The requirements of MIFID2 are now centre screen for firms on all sides of the asset management industry.  The newspaper headlines focus on the requirement to unbundle and pay separately for research, but for LGPS Funds the categorisation by default as retail clients has caused the most angst.  Most, if not all, will wish to ‘opt up’ to professional status, so that they can continue to invest in lower fee vehicles.  

 

After many months and heavyweight representations to the FCA, there is now a template which they can complete to ask fund managers to opt them up, which contains both quantitative and qualitative criteria.  The latter are intended to ensure that there is sufficient expertise present that the client can understand the advice and information given by the fund manager.

 

As always with something done in a hurry against a deadline, in this case 3rd January 2018, there are some anomalies and unintended consequences.  The first question is who needs to opt LGPS funds up.  Managers do, of course, but what about consultants and advisers? 

 

In theory any firm or individual providing regulated advice (FCA definition) on specified investments should do so.  As pool subfunds will be included in this definition, and individual LGPS Funds will continue after pooling to be responsible for allocating between them, there is a clear argument to say that any entity assisting them with advice in this area needs to be FCA regulated and to opt their clients up.  However, asset allocation and general advice are not regulated activities, and the funds’ investment activities are, according to the guidance on pooling provided by the Government, explicitly restricted to asset allocation.  Which suggests that there is no need.

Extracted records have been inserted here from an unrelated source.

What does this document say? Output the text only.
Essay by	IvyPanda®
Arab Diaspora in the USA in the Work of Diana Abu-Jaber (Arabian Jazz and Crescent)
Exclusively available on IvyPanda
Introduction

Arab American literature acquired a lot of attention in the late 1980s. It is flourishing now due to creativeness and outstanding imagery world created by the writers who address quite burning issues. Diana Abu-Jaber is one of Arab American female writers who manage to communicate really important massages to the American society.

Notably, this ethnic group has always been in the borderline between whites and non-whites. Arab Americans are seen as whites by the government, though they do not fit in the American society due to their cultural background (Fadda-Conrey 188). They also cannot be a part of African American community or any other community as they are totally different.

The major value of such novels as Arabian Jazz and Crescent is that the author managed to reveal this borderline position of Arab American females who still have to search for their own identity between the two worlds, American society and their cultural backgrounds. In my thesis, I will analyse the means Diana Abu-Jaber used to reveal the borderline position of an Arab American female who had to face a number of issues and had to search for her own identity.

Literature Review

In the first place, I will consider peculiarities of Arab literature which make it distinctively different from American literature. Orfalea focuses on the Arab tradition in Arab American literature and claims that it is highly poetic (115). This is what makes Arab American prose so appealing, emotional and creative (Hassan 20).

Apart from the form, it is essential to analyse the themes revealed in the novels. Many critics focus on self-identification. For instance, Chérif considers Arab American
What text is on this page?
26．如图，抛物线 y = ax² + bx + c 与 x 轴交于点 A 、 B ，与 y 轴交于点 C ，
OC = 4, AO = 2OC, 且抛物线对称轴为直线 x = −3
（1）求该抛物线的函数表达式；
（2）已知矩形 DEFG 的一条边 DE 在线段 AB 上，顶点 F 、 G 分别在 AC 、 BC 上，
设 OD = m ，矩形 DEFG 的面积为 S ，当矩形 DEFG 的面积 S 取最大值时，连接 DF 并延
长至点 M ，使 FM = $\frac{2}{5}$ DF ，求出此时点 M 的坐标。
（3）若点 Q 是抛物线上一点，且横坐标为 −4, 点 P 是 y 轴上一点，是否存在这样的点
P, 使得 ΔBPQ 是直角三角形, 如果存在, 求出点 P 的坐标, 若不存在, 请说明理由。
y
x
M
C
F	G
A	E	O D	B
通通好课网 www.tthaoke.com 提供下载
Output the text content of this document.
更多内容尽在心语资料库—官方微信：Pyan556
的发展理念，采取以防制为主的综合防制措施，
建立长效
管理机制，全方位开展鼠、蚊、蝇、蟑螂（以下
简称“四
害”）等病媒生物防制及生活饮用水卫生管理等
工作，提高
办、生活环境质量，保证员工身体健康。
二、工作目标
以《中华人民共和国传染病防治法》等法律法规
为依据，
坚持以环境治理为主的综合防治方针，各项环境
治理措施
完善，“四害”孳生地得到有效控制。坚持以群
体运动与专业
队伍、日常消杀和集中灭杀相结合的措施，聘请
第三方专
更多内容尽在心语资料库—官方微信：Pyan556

Despite the arguments both ways, the direction of travel is fairly clear and I would expect anyone providing specific advice on individual subfunds - as opposed to commenting on, for example, an investment consultant or pool’s choice of them - to end up requiring to be FCA regulated, and having to opt his/her client up.  Personally, I am going to rely on the wording in my contract which defines my duties as providing ‘general’ advice.

 

To confuse matters further, what the industry knows as the consultant is the adviser from the template’s perspective and vice versa.  This is because it refers to the entity advising the firm on its Investment Strategy Statement (ie. ‘advising’ as per the LGPS regulations and not in the FCA meaning of the word).  Where both investment consultant and independent adviser are present, that will be the former, so the latter has to be put down as consultant.

 

Then there are the qualitative criteria, such as longevity of tenure.  An Officer at one of my clients has 38 years in post and we are joking that MIFID2’s requirements mean he will not be allowed to retire because they need to keep the average years of experience up.  There’s also the form’s usage of the American ‘advisor’, whereas my LGPS contracts use the English form ‘adviser’.  

 

I could go on and on, but I have to go and feed my dog her morning meal.  I must be careful not to get the MIFID2 ‘opt up’ process muddled up with what I normally give her!